Focus On Students with Sam Mukasa

Focus On highlights faculty, staff, students and researchers at the UC Academic Health Center. To suggest someone to be featured, please email uchealthnews@uc.edu.

On Sunday, May 25, Samwiri, "Sam,” Mukasa will receive his medical degree as one of the 161 members of the UC College of Medicine Class of 2014. Later this summer, he’ll start a one-year preliminary residency at Christ Hospital, then move to the University of Pittsburgh Medical Center for his residency in radiology. 

In the audience on Sunday will be Mukasa’s family, including his sister Damali Nakitende, another College of Medicine graduate and currently an emergency medicine resident in Chicago. The Mukasa family immigrated to the United States from Uganda in 1998, when Sam and his sisters were still children. He hopes to use his work in radiology to expand access to imaging modalities in the developing world. 

What was it like to immigrate to a new country at 12 years old?

"At first I did not like America. I raged a little bit; I was a little bit dramatic about the situation. But my sisters and I decided to make the best of the situation, and as much as I missed home, I tried to understand. 

"I’ve been back Uganda two times since I left, and I was able to see it from a more adult perspective. Uganda is the best place to be a child—but for an adult, it’s a Third World country. Going back, I could see the vision my parents had for us, and how things would have played out had I stayed in Uganda. It’s a tough system to grow up in. 

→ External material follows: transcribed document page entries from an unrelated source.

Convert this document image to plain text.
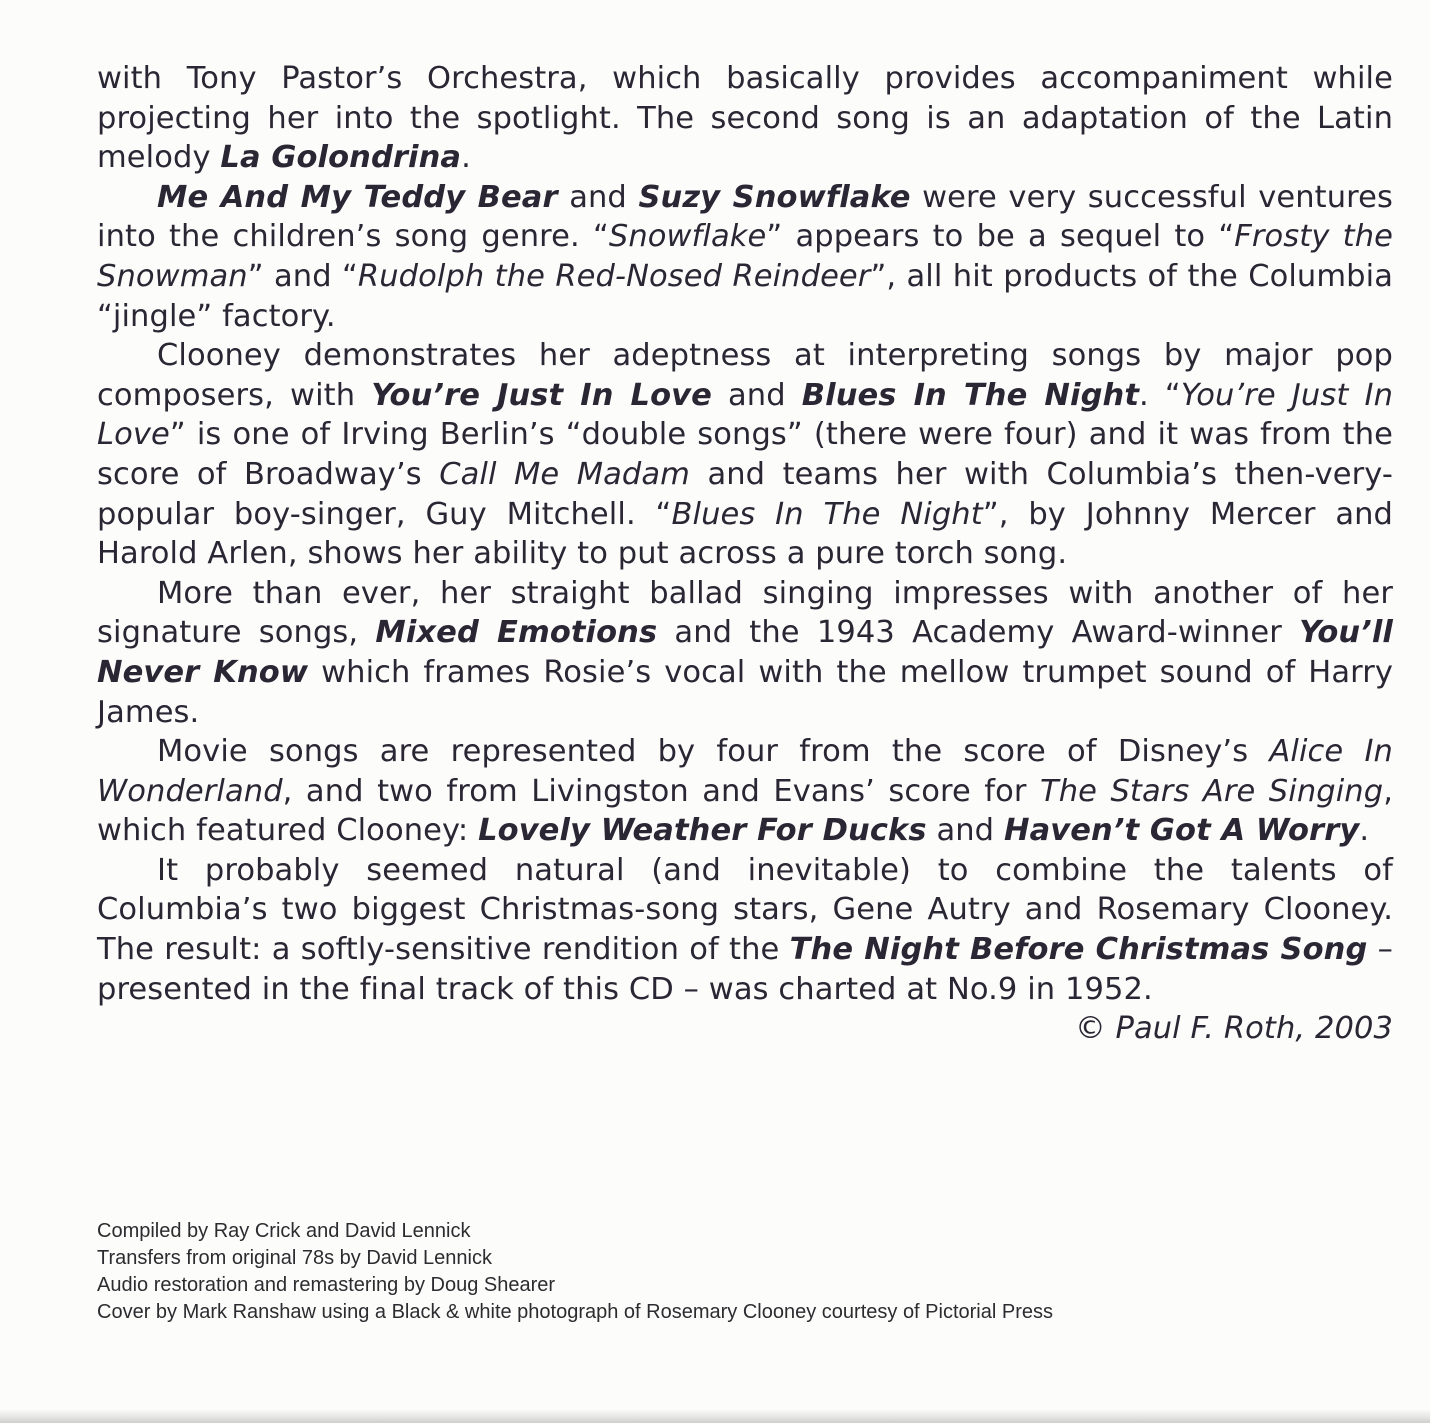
with Tony Pastor’s Orchestra, which basically provides accompaniment while projecting her into the spotlight. The second song is an adaptation of the Latin melody La Golondrina.

Me And My Teddy Bear and Suzy Snowflake were very successful ventures into the children’s song genre. “Snowflake” appears to be a sequel to “Frosty the Snowman” and “Rudolph the Red-Nosed Reindeer”, all hit products of the Columbia “jingle” factory.

Clooney demonstrates her adeptness at interpreting songs by major pop composers, with You’re Just In Love and Blues In The Night. “You’re Just In Love” is one of Irving Berlin’s “double songs” (there were four) and it was from the score of Broadway’s Call Me Madam and teams her with Columbia’s then-very-popular boy-singer, Guy Mitchell. “Blues In The Night”, by Johnny Mercer and Harold Arlen, shows her ability to put across a pure torch song.

More than ever, her straight ballad singing impresses with another of her signature songs, Mixed Emotions and the 1943 Academy Award-winner You’ll Never Know which frames Rosie’s vocal with the mellow trumpet sound of Harry James.

Movie songs are represented by four from the score of Disney’s Alice In Wonderland, and two from Livingston and Evans’ score for The Stars Are Singing, which featured Clooney: Lovely Weather For Ducks and Haven’t Got A Worry.

It probably seemed natural (and inevitable) to combine the talents of Columbia’s two biggest Christmas-song stars, Gene Autry and Rosemary Clooney. The result: a softly-sensitive rendition of the The Night Before Christmas Song – presented in the final track of this CD – was charted at No.9 in 1952.

© Paul F. Roth, 2003

Compiled by Ray Crick and David Lennick
Transfers from original 78s by David Lennick
Audio restoration and remastering by Doug Shearer
Cover by Mark Ranshaw using a Black & white photograph of Rosemary Clooney courtesy of Pictorial Press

"Where I am now, where my sisters and I are, I attribute that to the sacrifice my parents made. It wasn’t easy for them. They had to leave 40 years of their life and move here for this dream, to give us a better opportunity in life.”

How did you decide to go to medical school?

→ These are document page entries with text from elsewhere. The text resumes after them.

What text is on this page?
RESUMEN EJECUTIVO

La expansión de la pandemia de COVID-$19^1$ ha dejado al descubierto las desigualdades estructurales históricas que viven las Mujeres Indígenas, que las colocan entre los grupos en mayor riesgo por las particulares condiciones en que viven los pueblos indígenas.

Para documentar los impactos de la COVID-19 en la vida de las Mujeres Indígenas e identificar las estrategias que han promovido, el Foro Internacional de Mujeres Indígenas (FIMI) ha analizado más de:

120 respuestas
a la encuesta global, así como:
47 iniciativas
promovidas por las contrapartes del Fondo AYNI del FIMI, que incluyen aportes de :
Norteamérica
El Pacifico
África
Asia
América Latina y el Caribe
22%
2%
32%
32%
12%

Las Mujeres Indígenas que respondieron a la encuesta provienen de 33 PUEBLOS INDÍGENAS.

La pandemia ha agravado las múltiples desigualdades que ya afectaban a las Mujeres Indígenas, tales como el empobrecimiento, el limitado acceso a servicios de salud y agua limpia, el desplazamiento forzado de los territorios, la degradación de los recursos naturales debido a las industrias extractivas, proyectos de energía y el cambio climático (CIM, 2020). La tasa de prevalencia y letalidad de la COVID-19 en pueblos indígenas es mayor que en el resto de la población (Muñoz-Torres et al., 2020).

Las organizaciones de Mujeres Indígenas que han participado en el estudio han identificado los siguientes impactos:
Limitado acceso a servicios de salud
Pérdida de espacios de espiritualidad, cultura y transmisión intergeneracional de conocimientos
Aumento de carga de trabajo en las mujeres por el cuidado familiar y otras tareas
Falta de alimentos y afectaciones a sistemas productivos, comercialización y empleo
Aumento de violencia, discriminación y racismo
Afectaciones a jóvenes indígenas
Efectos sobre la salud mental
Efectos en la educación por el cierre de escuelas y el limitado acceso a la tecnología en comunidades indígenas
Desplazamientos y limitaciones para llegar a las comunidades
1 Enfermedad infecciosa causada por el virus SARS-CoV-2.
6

"There were a lot of influencing factors. One of them was in high school: As a sophomore, I thought I had already figured out biology and could slack off, when my teacher recommended that I attend a summer course in medicine. That course was actually offered here, called Health Careers Exploration, or HCARE. It gave me my first exposure to medicine, and got me excited about it.

"As part of that program, I shadowed a pediatrician, Dr. Akinbi. He took me under his wing and later became my advisor when I started medical school. I also met Dr. Charles Collins—through him, my sister decided to apply to medical school.

"Additionally, in 2006, my youngest sister had an ischemic stroke as a complication of sickle cell disease. It took her a month of recovery in the hospital and three months of rehabilitation to get back to baseline. My family spent a lot of time in the hospital then.

"My older sister took her in to the emergency room and saw the resuscitation effort—that had an impact on her and she went into emergency medicine for residency. For me, I was exposed to all areas of medicine during her treatment, and it sealed the deal for me for medical school.”

What is it like having a sibling ahead of you in medical school? 

"Having somebody ahead of me in this—not just somebody, my younger sister—was kind of humbling, but a blessing as well. 

"When I was in high school I would set the bar in our family, and she would come up to the bar and beat me a couple times. In medical school, I remember having trouble in the first couple of classes. But she had experienced enough before me to say, ‘Hey, whatever you’re doing, it’s all wrong.’ It was humbling to have to listen to her!

"She was really supportive. It’s been a symbiotic relationship; she’s helped me as much as I helped her. It’s been fun.”